Robert S. Stevens Professor of Law
Cornell Law School
Michael C. Dorf has written over eighty scholarly articles and essays on constitutional law and related subjects. He is the co-author (with Laurence Tribe) of On Reading the Constitution (Harvard University Press, 1991), the co-author (with Trevor Morrison) of The Oxford Introductions to U.S. Law: Constitutional Law (Oxford University Press, 2010), the editor of Constitutional Law Stories (Foundation Press 2004, second edition 2009), the author of No Litmus Test: Law Versus Politics in the 21st Century (Rowman & Littlefield, 2006), and a co-editor of the 12th edition of the Choper et al Constitutional Law casebook (West, 2015), the annual Supplement thereto, and the annual Compact Version of the casebook. His latest book, co-authored with Sherry F. Colb, is Beating Hearts: Abortion and Animal Rights (Columbia University Press, 2016). Professor Dorf is a frequent contributor to Newsweek and an occasional contributor to other magazines and newspapers. He also writes a bi-weekly column for Justia's web magazine Verdict and posts several times per week on his blog, Dorf on Law.

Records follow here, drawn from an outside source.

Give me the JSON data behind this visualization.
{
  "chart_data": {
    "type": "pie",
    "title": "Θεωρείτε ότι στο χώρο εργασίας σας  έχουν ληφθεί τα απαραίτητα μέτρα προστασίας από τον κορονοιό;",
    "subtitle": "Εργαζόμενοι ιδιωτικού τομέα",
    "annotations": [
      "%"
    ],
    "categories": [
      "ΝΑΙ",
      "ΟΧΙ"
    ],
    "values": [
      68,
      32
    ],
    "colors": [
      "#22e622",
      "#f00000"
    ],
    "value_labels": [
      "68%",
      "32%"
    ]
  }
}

A graduate of Harvard College and Harvard Law School, Professor Dorf spent the year between college and law school as a Rotary Scholar at Victoria University of Wellington, New Zealand. During that time he co-authored three articles for refereed physics journals. After law school, Professor Dorf served as a law clerk for Judge Stephen Reinhardt of the United States Court of Appeals for the Ninth Circuit and then for Justice Anthony M. Kennedy of the Supreme Court of the United States.
His work as a paid lawyer has included a constitutional challenge to NAFTA in the D.C. Circuit and he maintains an active pro bono practice that includes the writing of amicus briefs in Supreme Court cases. Before joining the Cornell faculty in 2008, Professor Dorf taught at Rutgers-Camden Law School for three years and at Columbia Law School for thirteen years. At Columbia, he was Vice Dean from 1998-2002 and when he left, was the Isidor & Seville Sulzbacher Professor of Law.